Report Says Almost Half of All Cancer Deaths Could Be Prevented

 

Your future health is at least partly in your hands, particularly when it comes to cancer. According to a study from American Cancer Society (ACS) researchers, about 42% of cancer cases and 45% of cancer deaths in the U.S. are linked to lifestyle risk factors—meaning they could be preventable.

The takeaway: What we do today can help defend us from cancer tomorrow. This includes what we eat, what we weigh, and how regularly we get screened for cancer.

Screenings can save lives

One way to protect yourself is through screening tests that can find cancers early, when they may be easier to treat.
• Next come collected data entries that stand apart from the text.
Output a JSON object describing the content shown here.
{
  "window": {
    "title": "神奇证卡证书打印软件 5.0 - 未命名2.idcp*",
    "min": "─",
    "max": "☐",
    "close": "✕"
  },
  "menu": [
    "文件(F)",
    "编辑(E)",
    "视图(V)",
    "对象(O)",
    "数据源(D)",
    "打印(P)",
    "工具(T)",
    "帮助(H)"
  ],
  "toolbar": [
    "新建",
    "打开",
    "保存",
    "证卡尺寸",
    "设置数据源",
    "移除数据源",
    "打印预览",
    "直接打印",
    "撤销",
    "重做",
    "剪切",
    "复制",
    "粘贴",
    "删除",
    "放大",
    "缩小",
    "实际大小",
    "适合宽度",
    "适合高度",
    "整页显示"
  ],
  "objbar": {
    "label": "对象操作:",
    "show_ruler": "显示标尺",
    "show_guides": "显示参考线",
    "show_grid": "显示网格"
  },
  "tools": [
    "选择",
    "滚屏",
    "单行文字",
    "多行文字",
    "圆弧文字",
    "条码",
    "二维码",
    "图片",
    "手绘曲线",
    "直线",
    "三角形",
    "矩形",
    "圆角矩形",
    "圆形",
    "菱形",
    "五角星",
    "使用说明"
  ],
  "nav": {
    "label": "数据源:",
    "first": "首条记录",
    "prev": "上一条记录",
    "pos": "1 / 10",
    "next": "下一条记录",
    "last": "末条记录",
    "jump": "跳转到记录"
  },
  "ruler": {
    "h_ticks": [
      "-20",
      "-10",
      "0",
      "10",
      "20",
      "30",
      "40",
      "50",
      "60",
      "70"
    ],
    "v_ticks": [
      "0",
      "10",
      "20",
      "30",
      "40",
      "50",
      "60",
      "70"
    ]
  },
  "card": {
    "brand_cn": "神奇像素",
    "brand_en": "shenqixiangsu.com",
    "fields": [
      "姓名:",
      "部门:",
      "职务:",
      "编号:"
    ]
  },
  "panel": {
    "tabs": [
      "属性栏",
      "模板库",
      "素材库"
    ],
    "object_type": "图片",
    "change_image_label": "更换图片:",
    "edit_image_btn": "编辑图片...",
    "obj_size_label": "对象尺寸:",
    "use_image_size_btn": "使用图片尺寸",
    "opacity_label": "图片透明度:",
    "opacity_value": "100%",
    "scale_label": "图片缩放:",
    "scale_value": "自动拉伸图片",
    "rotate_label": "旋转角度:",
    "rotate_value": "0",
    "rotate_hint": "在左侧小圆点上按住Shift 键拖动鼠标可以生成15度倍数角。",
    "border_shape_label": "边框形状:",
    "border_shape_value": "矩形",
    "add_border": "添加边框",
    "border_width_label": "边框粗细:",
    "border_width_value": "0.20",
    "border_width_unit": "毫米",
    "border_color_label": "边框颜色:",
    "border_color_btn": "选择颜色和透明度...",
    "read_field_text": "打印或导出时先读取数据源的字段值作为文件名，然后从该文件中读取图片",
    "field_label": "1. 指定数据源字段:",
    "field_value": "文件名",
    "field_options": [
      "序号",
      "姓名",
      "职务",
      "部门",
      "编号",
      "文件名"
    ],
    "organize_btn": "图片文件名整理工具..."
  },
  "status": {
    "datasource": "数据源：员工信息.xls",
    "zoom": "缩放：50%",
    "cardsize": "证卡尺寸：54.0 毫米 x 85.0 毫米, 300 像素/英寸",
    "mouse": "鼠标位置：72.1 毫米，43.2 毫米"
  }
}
Some of the ACS recommendations include:

  • Yearly mammograms for women ages 45 to 54 to screen for breast cancer. Women ages 55 and older have the option to switch to getting a mammogram every other year or continue with annual screening.

  • Regular screenings for colorectal cancer in men and women beginning at age 45.

  • Discussing the benefits and limitations of prostate cancer screening with a healthcare provider. These conversations should start at age 50 for most men and age 45 for men at high risk.

  • Cervical cancer screening for women ages 25 to 65 every 5 years with a primary HPV test (an HPV test that is done by itself for screening).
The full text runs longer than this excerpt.